Furthermore, Cohort Analyzer generates a genome coverage graph showing patient variant distribution throughout the genome. We show the coverage for the DECIPHER and ID/MCA cohorts in
Figure 7. The human genome assembly versions were GRCh38/hg38 and NCBI36/hg18, respectively. Analysis was not performed on the PMM2-CDG dataset as only a single gene locus is implicated in these patients.
The DECIPHER dataset contains patients with variants affecting virtually all of the genome, albeit at low coverage is most places, whilst the ID/MCA dataset shows more defined islands of coverage surrounded by uncovered regions.

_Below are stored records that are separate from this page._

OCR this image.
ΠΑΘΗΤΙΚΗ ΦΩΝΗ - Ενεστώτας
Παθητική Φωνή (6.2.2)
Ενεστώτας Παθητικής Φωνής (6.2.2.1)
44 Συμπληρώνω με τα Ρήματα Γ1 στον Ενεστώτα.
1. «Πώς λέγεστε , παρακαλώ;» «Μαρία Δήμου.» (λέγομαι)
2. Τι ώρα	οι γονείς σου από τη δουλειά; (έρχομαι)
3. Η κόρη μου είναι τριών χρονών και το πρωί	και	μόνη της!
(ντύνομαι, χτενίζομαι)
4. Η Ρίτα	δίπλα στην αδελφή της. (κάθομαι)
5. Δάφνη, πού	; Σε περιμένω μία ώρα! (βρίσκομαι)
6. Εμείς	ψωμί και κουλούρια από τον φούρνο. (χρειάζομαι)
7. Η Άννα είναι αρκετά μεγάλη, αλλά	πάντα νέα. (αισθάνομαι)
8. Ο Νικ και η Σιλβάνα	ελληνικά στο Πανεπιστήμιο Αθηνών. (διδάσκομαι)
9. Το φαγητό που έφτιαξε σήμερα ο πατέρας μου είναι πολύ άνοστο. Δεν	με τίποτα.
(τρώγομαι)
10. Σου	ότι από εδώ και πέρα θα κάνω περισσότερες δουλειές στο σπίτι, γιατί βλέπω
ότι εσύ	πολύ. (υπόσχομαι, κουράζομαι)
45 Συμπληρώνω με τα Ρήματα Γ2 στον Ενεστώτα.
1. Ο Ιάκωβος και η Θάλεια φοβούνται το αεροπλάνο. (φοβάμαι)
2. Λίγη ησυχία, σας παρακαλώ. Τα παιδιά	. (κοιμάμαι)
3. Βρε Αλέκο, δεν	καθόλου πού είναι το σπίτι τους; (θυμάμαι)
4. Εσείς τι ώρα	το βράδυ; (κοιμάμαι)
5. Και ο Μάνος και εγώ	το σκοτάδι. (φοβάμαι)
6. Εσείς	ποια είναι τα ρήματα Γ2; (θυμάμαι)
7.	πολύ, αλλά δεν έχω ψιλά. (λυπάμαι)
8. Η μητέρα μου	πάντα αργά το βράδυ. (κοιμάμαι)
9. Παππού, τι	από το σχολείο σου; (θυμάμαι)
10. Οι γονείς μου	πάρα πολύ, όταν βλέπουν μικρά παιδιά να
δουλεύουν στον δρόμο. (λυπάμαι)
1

Interestingly, there are a number of clear peaks common to both datasets. We analyzed a number of these regions to confirm if they were related to known diseases, using the OMIM [
35] and Orphanet [
36] databases. Microdeletions in many of these genomic regions are associated with neurological diseases, such as intellectual disability, autism and schizophrenia [
37]. Specifically, microdeletions in the 15q11.2 and 16p13.11 regions have been associated with idiopathic generalized epilepsy [
37]. Peaks in chromosome 15 are in a genomic region containing variants that have also been associated with Prader–Willi syndrome (15q11-q13 duplication) [
38]. Deletions in the 22q11.21-q11.23 region that corresponds to the peak shown in chromosome 22 have been associated with DiGeorge syndrome [
39]. This is not as marked in the ID/MCA dataset, consistent with DECIPHER cohort containing more phenotypically diverse patients. In relation to peaks observed for ID/MCA dataset on chromosome X, a large number of diseases involving this chromosome have been described with pathological phenotypes including intellectual disability [
40], dystrophinopathies [
41] and cardiopathies [
42] among others [
43].
There are also regions with no coverage in either cohort, for example, the initial base pairs in chromosomes 13, 14, 15, 21 and 22. This may be due to these genomic regions not allowing variation for the viability of the organism, because no patients characterised with mutations in these regions or other limitations. However, more studies are required.